At first, CEA concentrated outreach on the top of the funnel, through extensive popular media coverage, including MacAskill’s Quartz column and book, ‘Doing Good Better,’ Singer’s TED talk, and Singer’s ‘The Most Good You Can Do.’ The idea was to create a broad base of poverty focused, grassroots Effective Altruists to help maintain momentum and legitimacy, and act as an initial entry point to the funnel, from which members sympathetic to core aims could be recruited.
The 2017 edition of the movement’s annual survey of participants (conducted by the EA organization Rethink Charity) noted that this is a common trajectory: “New EAs are typically attracted to poverty relief as a top cause initially, but subsequently branch out after exploring other EA cause areas. An extension of this line of thinking credits increased familiarity with EA for making AI more palatable as a cause area. In other words, the top of the EA outreach funnel is most relatable to newcomers (poverty), while cause areas toward the bottom of the funnel (AI) seem more appealing with time and further exposure.”
According to the Center for Effective Altruism, that’s the ideal route.
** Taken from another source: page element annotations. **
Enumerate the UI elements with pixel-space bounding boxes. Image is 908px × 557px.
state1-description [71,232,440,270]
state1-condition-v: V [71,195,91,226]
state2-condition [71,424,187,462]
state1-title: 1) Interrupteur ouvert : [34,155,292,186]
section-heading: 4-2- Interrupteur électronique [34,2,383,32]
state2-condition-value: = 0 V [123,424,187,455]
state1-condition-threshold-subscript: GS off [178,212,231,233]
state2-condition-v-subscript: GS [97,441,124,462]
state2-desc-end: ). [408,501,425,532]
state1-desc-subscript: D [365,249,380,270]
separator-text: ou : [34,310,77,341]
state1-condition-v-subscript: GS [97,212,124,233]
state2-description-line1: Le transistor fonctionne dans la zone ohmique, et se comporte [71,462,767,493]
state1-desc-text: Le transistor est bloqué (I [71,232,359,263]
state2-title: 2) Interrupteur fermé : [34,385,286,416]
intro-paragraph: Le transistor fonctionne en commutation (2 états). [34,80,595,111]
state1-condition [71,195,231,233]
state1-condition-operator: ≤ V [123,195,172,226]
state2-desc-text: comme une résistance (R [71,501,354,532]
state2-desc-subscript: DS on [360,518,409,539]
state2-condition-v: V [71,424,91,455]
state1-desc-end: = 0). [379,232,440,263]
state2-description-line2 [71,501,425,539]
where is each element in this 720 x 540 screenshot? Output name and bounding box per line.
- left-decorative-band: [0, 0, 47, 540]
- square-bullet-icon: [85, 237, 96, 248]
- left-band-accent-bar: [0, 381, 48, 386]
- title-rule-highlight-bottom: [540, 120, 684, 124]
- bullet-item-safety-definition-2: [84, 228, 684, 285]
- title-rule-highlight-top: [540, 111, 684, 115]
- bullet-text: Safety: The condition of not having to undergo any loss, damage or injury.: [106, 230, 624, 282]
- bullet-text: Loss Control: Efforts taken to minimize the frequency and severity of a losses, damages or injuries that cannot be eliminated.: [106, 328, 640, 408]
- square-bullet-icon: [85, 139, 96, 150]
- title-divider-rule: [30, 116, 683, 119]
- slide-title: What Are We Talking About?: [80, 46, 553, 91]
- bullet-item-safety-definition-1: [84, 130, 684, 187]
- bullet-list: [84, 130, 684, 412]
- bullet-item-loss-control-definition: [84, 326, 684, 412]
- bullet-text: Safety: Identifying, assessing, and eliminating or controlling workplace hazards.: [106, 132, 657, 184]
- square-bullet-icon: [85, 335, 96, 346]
It wrote in 2018: “Trying to get a few people all the way through the funnel is more important than getting every person to the next stage.”
The magnitude and implications of Effective Altruism, says Gleiberman, “cannot be grasped until people are willing to look at the evidence beyond EA’s glossy front cover, and see what activities and aims the EA movement actually prioritizes, how funding is actually distributed, whose agenda is actually pursued, and whose interests are actually served.”
Key takeaways
– Core EA
In the Public-facing/grassroots EAs (audience, followers, participants):
The main focus is effective giving à la Peter Singer.
The main cause area is global health, targeting the ‘distant poor’ in developing countries.
The donors support organizations doing direct anti-poverty work.
In the Core/highly engaged EAs (contributors, core, leadership):
The main focus is x-risk/ longtermism à la Nick Bostrom and Eliezer Yudkowsky.
The main cause areas are x-risk, AI-safety, ‘global priorities research,’ and EA movement-building.
The donors support highly-engaged EAs to build career capital, boost their productivity, and/or start new EA organizations; research; policy-making/agenda setting.
With AI doomers intensifying their attacks on the open-source community, it becomes clear that this group’s “doing good” is other groups’ nightmare.
– Effective Altruism was a Trojan horse
It’s now evident that “sending money to Africa,” as Eliezer Yudkowsky acknowledged, was never the “actual plot.” Or, as Will MacAskill wrote in 2012, “alleviating global poverty is dwarfed by existential risk mitigation.” The Effective Altruism founders planned – from day one – to mislead donors and new members in order to build the movement’s brand and community.
Its core leaders prioritized the x-risk agenda, and considered global poverty alleviation only as an initial step toward converting new recruits to longtermism/x-risk, which also happened to be how they, themselves, convinced more people to help them become rich.
This needs to be investigated further.
Gleiberman observes that “The movement clearly prioritizes ‘longtermism’/AI-safety/x-risk, but still wishes to benefit from the credibility that global poverty-focused EA brings.” We now know it was a PR strategy all along. So, no. They do not deserve this kind of credibility.